The Four Lute Suites

In Brief

  • Title: Bach, the Four Lute Suites.
  • Musician: John Williams.
  • Identification: CBS MK 42202.
  • Release date: 1975.

Prelude BWV 1006 by Johann Sebastian Bach


This first review is not the first one by coincidence. The Bach record by John Williams was the first classical guitar record I ever purchased. I had followed guitar lessons for a few years and I felt the need to buy guitar records to enjoy the music and to have examples.

This example aspect became a bad habit of mine, until my then guitar teacher Ed Westerik smartly remarked that the world would not be better off with a bad Williams-clone, but would greatly improve with an original Mark’s performance!

My local record shop had the Bach double album in the bargain bin for just 17,75 guilders (before the Euro), not much more than the price of a standard pop LP. That was a special thing, because in those days the prices of classical recordings more or less confirmed the fact that classical music was for the (rich) elite.

Much later this record was re-issued on CD, with a slightly changed portrait of John Williams on the cover. The original had the somewhat formal photo that showed Williams with his “Brains-glasses” (remember the Thunderbirds?), the re-issue showed an older and much more joyful Williams on the front.

On this CD, John Williams plays the four lute suites by Johann Sebastian Bach (1685-1750), in succession the Suites BWV 996 (E minor), BWV 997 (A minor), BWV 1006a (E major) en BWV 995 (A minor).

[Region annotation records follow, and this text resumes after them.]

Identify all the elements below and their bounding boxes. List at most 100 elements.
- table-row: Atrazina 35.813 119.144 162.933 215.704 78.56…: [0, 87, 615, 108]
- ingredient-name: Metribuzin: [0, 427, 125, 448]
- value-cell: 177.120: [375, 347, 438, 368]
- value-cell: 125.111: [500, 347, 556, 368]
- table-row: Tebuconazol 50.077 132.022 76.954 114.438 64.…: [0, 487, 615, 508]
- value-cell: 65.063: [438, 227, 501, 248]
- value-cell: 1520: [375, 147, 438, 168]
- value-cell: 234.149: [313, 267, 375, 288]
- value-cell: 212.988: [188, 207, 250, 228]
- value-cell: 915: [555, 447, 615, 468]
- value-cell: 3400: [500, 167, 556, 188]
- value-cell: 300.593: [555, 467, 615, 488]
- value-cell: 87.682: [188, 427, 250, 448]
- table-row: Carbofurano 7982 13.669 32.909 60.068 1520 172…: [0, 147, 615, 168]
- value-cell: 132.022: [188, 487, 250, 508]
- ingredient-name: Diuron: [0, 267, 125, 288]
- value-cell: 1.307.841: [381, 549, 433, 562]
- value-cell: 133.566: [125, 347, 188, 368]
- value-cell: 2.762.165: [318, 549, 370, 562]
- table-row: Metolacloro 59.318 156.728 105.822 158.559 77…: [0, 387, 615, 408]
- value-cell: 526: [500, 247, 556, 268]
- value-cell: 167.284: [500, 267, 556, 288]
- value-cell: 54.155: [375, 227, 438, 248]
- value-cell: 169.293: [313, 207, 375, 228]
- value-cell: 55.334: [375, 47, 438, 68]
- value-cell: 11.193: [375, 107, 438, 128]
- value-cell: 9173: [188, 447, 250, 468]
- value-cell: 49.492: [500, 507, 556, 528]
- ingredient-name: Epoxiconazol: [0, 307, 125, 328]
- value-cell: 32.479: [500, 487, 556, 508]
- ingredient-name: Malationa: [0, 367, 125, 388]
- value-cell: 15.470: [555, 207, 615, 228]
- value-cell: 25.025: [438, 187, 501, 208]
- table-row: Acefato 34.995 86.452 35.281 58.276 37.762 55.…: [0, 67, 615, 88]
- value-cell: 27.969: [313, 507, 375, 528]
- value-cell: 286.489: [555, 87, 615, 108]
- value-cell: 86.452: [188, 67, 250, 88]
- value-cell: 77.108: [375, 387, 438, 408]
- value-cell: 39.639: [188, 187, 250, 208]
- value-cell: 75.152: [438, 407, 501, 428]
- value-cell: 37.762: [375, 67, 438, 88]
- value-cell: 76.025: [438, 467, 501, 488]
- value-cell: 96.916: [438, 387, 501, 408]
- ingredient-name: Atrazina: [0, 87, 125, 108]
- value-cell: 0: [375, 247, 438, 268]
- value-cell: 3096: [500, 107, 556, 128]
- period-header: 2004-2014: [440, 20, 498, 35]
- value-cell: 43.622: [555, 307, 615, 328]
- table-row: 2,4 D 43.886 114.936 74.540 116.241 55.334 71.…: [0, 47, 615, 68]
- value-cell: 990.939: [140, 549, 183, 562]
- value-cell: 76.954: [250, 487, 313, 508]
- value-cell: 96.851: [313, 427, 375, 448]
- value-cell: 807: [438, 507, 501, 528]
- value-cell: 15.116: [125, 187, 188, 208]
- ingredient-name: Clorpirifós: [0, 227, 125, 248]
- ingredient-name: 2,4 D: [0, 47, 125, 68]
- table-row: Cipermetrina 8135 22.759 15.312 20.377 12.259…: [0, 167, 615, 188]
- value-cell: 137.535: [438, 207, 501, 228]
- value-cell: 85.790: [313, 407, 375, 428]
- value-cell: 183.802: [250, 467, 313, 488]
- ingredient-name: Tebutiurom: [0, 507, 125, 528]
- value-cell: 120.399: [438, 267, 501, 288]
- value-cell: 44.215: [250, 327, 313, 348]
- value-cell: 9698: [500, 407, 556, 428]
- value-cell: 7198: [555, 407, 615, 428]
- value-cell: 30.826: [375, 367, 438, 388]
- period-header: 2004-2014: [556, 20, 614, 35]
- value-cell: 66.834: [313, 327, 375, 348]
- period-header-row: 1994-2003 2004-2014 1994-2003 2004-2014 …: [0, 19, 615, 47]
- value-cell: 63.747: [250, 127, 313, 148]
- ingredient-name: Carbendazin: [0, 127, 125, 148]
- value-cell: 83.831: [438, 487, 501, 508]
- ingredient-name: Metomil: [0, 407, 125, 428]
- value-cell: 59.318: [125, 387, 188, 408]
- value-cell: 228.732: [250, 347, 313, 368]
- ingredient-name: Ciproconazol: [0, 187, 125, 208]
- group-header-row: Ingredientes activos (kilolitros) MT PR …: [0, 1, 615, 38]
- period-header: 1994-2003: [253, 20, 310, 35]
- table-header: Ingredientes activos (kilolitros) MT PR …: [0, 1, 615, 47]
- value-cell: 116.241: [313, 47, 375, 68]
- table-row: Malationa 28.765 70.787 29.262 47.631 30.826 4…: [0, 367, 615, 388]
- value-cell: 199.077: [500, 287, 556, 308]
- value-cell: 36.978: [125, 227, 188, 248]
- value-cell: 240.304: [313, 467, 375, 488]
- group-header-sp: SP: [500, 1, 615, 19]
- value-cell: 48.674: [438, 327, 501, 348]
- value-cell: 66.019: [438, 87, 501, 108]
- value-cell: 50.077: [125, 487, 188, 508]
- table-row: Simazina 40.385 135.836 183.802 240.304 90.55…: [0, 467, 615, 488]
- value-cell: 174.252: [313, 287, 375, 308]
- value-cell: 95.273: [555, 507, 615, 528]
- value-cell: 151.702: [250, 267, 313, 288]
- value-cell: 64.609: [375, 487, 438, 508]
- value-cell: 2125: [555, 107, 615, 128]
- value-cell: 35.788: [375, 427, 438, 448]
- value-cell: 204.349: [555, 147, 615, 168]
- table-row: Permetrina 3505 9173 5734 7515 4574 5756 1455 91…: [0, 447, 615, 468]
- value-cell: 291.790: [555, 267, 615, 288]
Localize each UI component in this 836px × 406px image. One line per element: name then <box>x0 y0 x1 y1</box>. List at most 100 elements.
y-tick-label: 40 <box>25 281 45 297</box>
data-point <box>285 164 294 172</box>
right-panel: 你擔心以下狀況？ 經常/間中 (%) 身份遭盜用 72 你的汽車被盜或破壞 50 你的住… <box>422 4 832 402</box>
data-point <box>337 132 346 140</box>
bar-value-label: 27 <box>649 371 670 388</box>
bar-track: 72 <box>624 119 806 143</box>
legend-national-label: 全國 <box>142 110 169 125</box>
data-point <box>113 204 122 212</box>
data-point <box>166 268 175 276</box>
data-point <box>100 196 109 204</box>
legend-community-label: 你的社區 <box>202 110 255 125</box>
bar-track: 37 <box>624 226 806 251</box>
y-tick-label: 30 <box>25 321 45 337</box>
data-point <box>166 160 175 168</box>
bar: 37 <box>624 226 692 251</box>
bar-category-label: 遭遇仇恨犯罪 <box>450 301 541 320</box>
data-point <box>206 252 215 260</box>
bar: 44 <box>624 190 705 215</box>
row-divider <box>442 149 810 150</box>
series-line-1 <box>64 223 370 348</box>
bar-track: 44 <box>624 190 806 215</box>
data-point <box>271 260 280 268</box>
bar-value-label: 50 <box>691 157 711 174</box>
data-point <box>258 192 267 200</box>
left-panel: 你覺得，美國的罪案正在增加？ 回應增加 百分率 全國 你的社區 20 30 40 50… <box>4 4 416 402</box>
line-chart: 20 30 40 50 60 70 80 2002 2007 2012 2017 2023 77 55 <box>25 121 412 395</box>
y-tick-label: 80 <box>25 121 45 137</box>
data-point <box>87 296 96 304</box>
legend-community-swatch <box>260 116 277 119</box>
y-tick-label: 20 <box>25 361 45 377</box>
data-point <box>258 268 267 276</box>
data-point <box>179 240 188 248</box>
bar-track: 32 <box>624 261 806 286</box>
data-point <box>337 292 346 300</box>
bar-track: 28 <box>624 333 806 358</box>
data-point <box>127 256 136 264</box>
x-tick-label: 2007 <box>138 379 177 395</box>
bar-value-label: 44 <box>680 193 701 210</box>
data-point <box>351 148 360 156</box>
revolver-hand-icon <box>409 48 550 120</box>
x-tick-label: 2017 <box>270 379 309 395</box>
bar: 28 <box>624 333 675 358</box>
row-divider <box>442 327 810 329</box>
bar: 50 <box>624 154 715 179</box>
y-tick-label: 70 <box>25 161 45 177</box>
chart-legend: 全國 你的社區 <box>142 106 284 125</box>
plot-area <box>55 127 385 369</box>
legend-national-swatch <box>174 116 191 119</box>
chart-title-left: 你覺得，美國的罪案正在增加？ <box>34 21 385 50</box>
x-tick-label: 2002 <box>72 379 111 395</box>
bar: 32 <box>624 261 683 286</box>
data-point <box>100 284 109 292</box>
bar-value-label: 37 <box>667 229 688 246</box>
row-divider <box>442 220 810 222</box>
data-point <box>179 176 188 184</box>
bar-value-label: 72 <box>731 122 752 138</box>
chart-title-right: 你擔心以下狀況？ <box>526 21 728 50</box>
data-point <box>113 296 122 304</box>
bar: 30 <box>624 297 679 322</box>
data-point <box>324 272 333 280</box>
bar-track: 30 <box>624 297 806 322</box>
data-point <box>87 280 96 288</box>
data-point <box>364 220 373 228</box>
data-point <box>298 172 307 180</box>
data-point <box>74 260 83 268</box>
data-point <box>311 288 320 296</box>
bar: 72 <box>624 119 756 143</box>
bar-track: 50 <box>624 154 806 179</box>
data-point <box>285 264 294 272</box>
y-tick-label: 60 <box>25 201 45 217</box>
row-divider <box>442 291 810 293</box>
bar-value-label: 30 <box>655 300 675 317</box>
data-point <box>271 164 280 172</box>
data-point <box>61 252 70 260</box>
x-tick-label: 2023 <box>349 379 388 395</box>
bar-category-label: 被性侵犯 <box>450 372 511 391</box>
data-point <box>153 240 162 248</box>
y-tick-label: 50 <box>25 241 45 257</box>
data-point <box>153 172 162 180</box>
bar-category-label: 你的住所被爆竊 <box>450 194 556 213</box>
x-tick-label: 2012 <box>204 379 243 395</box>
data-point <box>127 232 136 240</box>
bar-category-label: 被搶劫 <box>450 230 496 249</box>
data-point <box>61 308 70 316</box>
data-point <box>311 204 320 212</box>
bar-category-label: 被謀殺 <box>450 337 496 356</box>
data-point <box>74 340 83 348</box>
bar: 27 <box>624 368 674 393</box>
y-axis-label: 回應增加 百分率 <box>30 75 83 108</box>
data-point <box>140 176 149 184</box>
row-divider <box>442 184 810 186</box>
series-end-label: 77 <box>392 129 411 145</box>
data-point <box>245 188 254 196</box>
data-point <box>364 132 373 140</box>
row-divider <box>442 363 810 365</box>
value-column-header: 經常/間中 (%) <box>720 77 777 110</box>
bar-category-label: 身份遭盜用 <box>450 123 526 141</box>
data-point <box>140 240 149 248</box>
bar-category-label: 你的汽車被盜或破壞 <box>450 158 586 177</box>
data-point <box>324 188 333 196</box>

The first things that became obvious to me were Williams’ strict and transparent approach. It started right away with the Prelude and the Presto in BWV 996. I guess in those days (1975) it was fashionable to play Bach strictly (and almost formal), while present-day players take more freedom for phrasing. John Williams deals with the material in a clean and systematic approach, except for the slow movements like the Sarabandes and Loures in which he permits himself more breathing space.

Two pieces from this CD got a special role in my guitar career. The Bourree from BWV 996 became my first Bach piece that I ever played. It helped me pass my first degree exam on the School of Music, even though it sounded much better in the waiting room than in front of the committee. It was fun to play the original of the well-known Jethro Tull hit!

I recognized the Prelude from BWV 1006a from the time before I followed guitar lessons, because the piece appeared as Simfonia on the Moog synthesizer LP Switched on Bach by Walter (presently Wendy) Carlos. 😉 Funny coincidence! Unfortunately, it became the first piece for me that I could not finish, it was too difficult for me. Consequently, I can imagine why this very piece caused problems with many players on the competitions of Enschede and Nordhorn. Bach as a killer! Anyway, John Williams gave me a nice acquaintance with the music by Bach, arranged for the classical guitar!